La Universidad ocupaba la mayor parte de nuestro tiempo pero disponíamos de bastante para reunirnos la pandilla que se formó con algunos compañeros de bachillerato como Candau y Rojas y otros que también cursaban carreras universitarias como Manolo Tallada, hermano de Paco, brillante alumno de Derecho; recuerdo también a los hermanos Planas, José Ramón y Domingo, y a Diego de la Concha. Claro que había en la pandilla un número parecido de agraciadas féminas: las hermanas Escribano, Maruja y Paquita, Sacramento Monzón, Mariaema Martínez Suárez, Mercedes Rojas y alguna más. De Mariaema fui novio algo así como un año y medio hasta que dimos por terminadas las relaciones el verano de 1942. Ninguna de las chicas cursaba estudios universitarios ni creo que de ningún otro tipo y me parece que alguna de ellas no había seguido los de bachillerato (recordad que mi hermana Maruja sí los hizo). Los usos de la época diferenciaban el nivel cultural exigible a los hombres y las mujeres de la clase media.

Solíamos pasear por el parque de María Luisa en número próximo a la docena y recalar en los bares que hay al extremo de la plaza de América. Las relaciones del grupo se intensificaban, como es lógico, en Semana Santa y Feria, festividades que vivíamos con entusiasmo.
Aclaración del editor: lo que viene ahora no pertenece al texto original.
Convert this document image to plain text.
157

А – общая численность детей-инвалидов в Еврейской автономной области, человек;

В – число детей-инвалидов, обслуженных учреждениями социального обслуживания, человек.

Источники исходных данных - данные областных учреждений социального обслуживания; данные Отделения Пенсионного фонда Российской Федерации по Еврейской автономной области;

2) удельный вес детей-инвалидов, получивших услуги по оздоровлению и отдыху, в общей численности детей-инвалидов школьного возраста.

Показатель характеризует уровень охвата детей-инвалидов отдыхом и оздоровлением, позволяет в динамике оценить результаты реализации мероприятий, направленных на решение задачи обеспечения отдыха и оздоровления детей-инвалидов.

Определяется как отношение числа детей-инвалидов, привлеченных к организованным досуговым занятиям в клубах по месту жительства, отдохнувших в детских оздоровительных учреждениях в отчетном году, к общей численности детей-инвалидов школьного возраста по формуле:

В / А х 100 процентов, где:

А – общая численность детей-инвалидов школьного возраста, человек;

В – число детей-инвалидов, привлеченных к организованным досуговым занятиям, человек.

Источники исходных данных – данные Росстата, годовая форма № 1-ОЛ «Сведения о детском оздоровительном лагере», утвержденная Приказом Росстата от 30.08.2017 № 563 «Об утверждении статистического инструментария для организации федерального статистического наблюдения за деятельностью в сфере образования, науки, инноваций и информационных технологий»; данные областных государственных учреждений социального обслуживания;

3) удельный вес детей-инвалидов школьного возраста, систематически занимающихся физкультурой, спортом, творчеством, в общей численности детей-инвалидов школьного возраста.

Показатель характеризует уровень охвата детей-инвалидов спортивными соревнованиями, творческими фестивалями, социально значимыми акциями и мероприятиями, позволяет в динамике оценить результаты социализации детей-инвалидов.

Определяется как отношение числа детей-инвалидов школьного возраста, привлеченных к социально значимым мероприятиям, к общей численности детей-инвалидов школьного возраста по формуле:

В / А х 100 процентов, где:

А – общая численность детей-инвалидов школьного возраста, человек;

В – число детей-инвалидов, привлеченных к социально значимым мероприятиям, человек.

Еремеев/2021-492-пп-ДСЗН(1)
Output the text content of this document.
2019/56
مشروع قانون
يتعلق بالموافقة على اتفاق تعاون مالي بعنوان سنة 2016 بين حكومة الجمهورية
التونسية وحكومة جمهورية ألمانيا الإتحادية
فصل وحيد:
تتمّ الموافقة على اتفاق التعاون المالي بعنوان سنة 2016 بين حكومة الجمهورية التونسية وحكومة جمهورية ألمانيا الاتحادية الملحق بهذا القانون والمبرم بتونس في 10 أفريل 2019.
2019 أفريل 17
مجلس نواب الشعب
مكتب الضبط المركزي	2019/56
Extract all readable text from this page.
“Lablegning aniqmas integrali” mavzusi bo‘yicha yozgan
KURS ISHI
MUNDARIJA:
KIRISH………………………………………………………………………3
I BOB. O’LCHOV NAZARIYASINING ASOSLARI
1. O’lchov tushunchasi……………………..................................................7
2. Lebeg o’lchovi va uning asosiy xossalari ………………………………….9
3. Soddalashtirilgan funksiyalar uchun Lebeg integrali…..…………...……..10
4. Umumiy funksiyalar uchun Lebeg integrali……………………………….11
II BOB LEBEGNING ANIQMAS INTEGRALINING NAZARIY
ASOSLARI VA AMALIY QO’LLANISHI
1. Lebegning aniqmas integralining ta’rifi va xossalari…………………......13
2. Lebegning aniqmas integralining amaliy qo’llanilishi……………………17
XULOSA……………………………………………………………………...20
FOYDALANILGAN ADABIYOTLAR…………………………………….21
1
En verano llegaba a producirse la dispersión, pues ellas estaban obligadas a pasarlo con sus padres y ellos en muchos casos también, aunque a veces conseguían una ligera subvención que les permitía ver a sus amadas algunos días. Tal fue mi caso en 1941 año en el que veraneé algunas semanas en Cádiz, acompañado por Eusebio Rojas y debido a que Mariaema pasaba allí el mes de agosto. Como comentaré ahora, nuestros deberes militares cambiaron por completo nuestra vida veraniega.

En aquellos tiempos, la vida de los muchachos jóvenes estaba muy condicionada por la prestación del servicio militar, entonces obligatorio. Tengo que confesar (y sé que algún lector me va a retirar el saludo por ello) que soy partidario de que así fuese, en desacuerdo con mi jefe político José María Aznar. Desgraciadamente, la patria, de vez en cuando, se ve implicada en un conflicto bélico y los hombres en edad de defenderla tienen que tener un mínimo de preparación para ello; los hombres y también hoy, ¿por qué no?, las mujeres -dada la dichosa igualdad que hoy consume tanto papel y tanta palabra oficial incluyendo no pocas bobadas inútiles-. Pero, además, el servicio militar llevaba implícito un acercamiento temporal de jóvenes muy diferentes: cultos unos, analfabetos otros, con medios de fortuna unos y viviendo al nivel de subsistencia otros, con un ambiente familiar feliz unos y de familias deshechas otros; en fin, ponía en contacto el mundo rural con el urbano, aumentando el aprecio y respeto mutuos. El servicio militar obligatorio ha prestado grandes beneficios a las clases más necesitadas del campo y la ciudad, contribuyendo a la erradicación del analfabetismo y descubriendo en muchos jóvenes capacidades para varios oficios y trabajos.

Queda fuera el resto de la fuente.